Rates of postabortion endometritis of women undergoing first-trimester surgical abortion range from fewer than 0.5% to 5%;12, 13, 14, 60, 61, 62, 63, 64, 65, 67, 68, 69, 66 the incidence depends on the patient population, the incidence of other genital infections, and characteristics of the abortion, such as the use of general anesthesia. Typically the woman returns 3 or 4 days after the procedure with increased cramping and bleeding, sometimes accompanied by fever or nausea. Such symptoms 1 or 2 days after abortion may be due to β-hemolytic streptococci. On examination, the uterus is tender and usually slightly enlarged. Because of the normal or increased bleeding, cervical discharge usually cannot be evaluated. Endometritis should be treated immediately to avoid progression of infection, but if it is treated early, outpatient treatment should be sufficient. Early-onset endometritis (1 or 2 days) should be treated with an antibiotic effective against β-hemolytic streptococci, such as ampicillin. Other untreated infections, such as chlamydia or bacterial vaginosis, should be considered in the treatment plan. There are limited data about treatment of post-abortal endometritis; many people use the CDC guidelines for treatment of pelvic inflammatory disease.104 When oral treatment is preferred, other options are the combination of oral metronidazole and doxycycline or of metronidazole and ofloxacin.

If the woman has an incomplete abortion with endometritis, then repeat aspiration is necessary, preferably after the first dose of antibiotics has been given. In an outpatient setting, intramuscular ceftriaxone is often available and provides antibiotic coverage for the aspiration; oral antibiotics can be started afterward. Repeat aspiration of all women with endometritis appears to be a common practice; the utility of this approach has not been shown, however, and excessive curettage in the face of infection has the potential for endometrial damage.

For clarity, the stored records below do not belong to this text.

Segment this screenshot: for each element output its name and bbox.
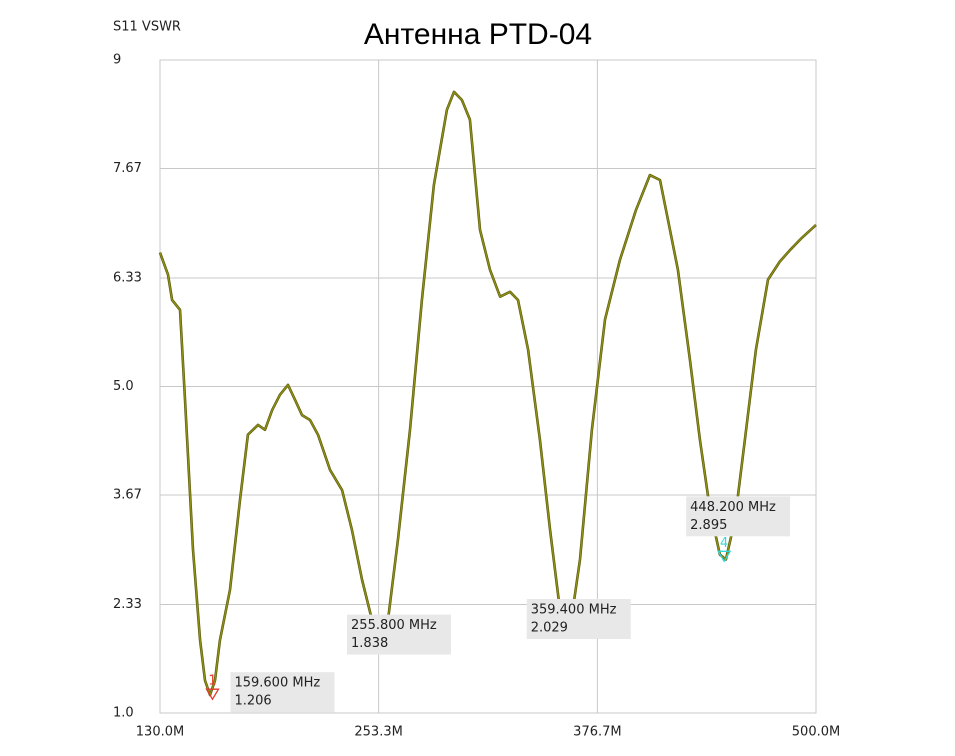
line: [159, 91, 817, 696]
marker-number: 1: [208, 674, 216, 689]
marker-number: 4: [720, 536, 728, 551]
x-tick-label: 130.0M: [136, 725, 184, 740]
marker-freq: 359.400 MHz: [531, 603, 617, 618]
y-tick-label: 7.67: [113, 161, 142, 176]
y-tick-label: 9: [113, 53, 121, 68]
y-axis-label: S11 VSWR: [113, 20, 181, 35]
y-tick-label: 6.33: [113, 270, 142, 285]
marker: [717, 550, 732, 563]
marker-value: 2.029: [531, 621, 568, 636]
y-tick-label: 2.33: [113, 597, 142, 612]
y-tick-label: 1.0: [113, 706, 134, 721]
marker-box: [526, 599, 631, 640]
marker-freq: 448.200 MHz: [690, 500, 776, 515]
chart-title: Антенна PTD-04: [364, 18, 592, 51]
marker-freq: 255.800 MHz: [351, 618, 437, 633]
x-tick-label: 500.0M: [792, 725, 840, 740]
x-tick-label: 253.3M: [354, 725, 402, 740]
x-tick-label: 376.7M: [573, 725, 621, 740]
marker-value: 1.838: [351, 636, 388, 651]
marker-box: [686, 496, 791, 537]
marker-box: [230, 672, 335, 713]
y-tick-label: 5.0: [113, 379, 134, 394]
marker-freq: 159.600 MHz: [234, 676, 320, 691]
marker-value: 1.206: [234, 694, 271, 709]
marker-box: [347, 614, 452, 655]
y-tick-label: 3.67: [113, 488, 142, 503]
marker-value: 2.895: [690, 518, 727, 533]
marker: [205, 688, 220, 701]
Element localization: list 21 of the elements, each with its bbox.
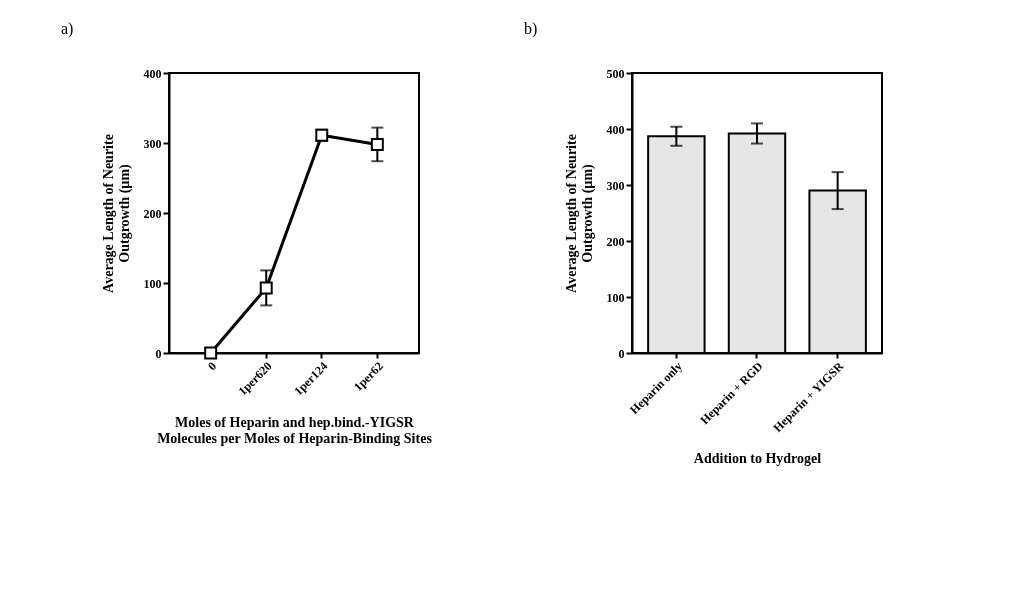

Amenorrhea and cervical agglutination

Cervical agglutination occurs when the endocervical mucosa heals with obstruction of the cervical canal, resulting in amenorrhea and possibly cyclic cramping.105 This may be associated with vigorous suctioning of the lower uterine segment and cervix. It is distinguished from cervical stenosis, such as occasionally follows cone biopsy, in that with cervical agglutination damage to the underlying stroma is unlikely. Cervical agglutination is easily treated by passing a small sound through the cervical canal. This rarely needs repetition.

POSTABORTAL CONTRACEPTION

Abortion care should always include contraceptive counseling and services. Separating the services and expecting the patients to make another visit, probably to a different clinic, often results in no contraception being provided and recurrence of unwanted pregnancy. The pre-procedure patient information session can educate the patient about contraceptive options. Most abortion patients accept immediate postabortal contraception. Many receive intrauterine devices inserted right after the abortion, 106 immediate placement of a subdermal rod, intramuscular depomedroxyprogesterone acetate, or are supplied with hormonal contraceptive pills, patches or the vaginal ring.  There is evidence that women using an intrauterine device placed immediately after abortion are less likely to have a repeat abortion.107

FOLLOW-UP

In the past all patients were scheduled for a follow up visit 1–2 weeks after abortion. Many do not keep the appointments. A review by Grossman and colleagues pointed out that severe complications usually must be dealt with sooner than these routine visits, that the inconvenience and cost to the patients of travel, lost wages and child-care expenses are not inconsequental.108 They advocated simple instructions and advice about detecting complications and telephone contact as sufficient for most patients. Twenty four hour a day emergency services are essential for the small number of women who do develop complications.